固まり動かない千夏に向かって、達哉が大きく溜め息を付いた。
「心から守りたい人が現れてしまった。千夏とは2年付き合ってきたが、お前との未来が見えないんだ。それにお前は一人でも大丈夫だろう」
「…………」
私は何も言えなかった。
『お前は一人でも大丈夫だろう』この台詞を私は今まで何度も聞いてきた。
初めてその言葉を聞いたのは高校生の時。
初めて付き合った彼氏に浮かれていた私は、少しづつ離れていった彼の心に、気づいてあげることが出来なかった。
そして、言われたんだ。
「お前は強いから俺がいなくても大丈夫だろう?千夏は一人でも大丈夫だろう」と……。
それから付き合う人、付き合う人、別れの日に皆が口裏を合わせたかのように言うんだ。『お前は一人でも大丈夫だろう』って……。
突然の別れ話に、心が追いつかず、脳が考える事を停止しているかのように動かない。そのせいなのか涙も出てこなかった。

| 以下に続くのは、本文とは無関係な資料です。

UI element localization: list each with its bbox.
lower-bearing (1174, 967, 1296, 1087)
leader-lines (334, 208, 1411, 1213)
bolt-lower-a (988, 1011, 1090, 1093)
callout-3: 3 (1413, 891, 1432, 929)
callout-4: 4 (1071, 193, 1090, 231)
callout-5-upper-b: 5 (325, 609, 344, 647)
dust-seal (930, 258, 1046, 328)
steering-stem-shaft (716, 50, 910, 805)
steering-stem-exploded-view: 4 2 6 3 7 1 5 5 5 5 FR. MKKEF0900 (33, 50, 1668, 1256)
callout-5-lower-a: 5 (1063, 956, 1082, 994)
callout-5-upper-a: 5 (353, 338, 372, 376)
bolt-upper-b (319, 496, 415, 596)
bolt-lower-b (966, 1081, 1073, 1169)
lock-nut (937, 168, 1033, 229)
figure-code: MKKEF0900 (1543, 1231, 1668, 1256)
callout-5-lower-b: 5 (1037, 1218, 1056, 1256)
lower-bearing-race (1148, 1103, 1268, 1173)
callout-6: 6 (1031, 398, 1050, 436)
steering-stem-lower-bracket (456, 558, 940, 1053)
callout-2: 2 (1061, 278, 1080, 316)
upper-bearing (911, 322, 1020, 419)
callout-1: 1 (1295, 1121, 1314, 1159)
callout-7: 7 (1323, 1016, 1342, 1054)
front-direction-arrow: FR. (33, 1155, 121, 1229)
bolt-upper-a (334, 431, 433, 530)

唖然としている千夏をチラリと一瞥した達哉は、話は終わったとばかりに立ち上がった。
「…………」
待って、行かないで……。
その言葉が出てこない。
お願い、振り返って……冗談だよって言って……。
千夏は達哉の後ろ姿をただ黙って見送ることしかできなかった。
千夏は自分の心に語りかける。
ねえ千夏、本当にこれでいいの?このままでいいの?
いつも同じ言葉で振られてしまう自分。
お前は一人でも大丈夫だろう……。そんなわけがない。
私だって一人は寂しい、一人で大丈夫なんかじゃない。誰かと一緒に生きていきたい。
ここで達哉を見送ってしまえば、もう会うことは無いだろう。
いつもならここで強がってしまい、終わりにしてしまうのだが……言ってしまおうか。自分はそんなに強くは無いと。
泣いてすがって、みっともない姿を晒してしまおう。
私だって誰かに守ってもらいたいと願っていることを。
心の中の千夏が言う。
そうよ。素直になって……。
千夏はカバンを掴みエレベーターのボタンを押した。1Fにつき千夏はエレベーターから飛び出すと達哉の姿を探した。
達哉……。
達哉の後ろ姿を見つけ、千夏は彼の背中に向かって手を伸ばそうと前に突き出した。しかし、千夏は伸ばしたその手を力なくだらんと落とし、「達哉」と叫びそうになるのを飲み込んだ。
私は達哉に声をかけることが出来なかった。
なぜかって?
達哉の隣にはセミロングの髪をユルフワに巻いた、背の低い可愛らしい女の子が、寄り添っていたからだ。二人は見つめ合い、時々微笑みながらエントランスを出て行った。
「はははっ……」
こんなに落胆し悲しいというのに、千夏の口から乾いた笑い声が出た。
人はこんな時、笑ってしまうものなのか……。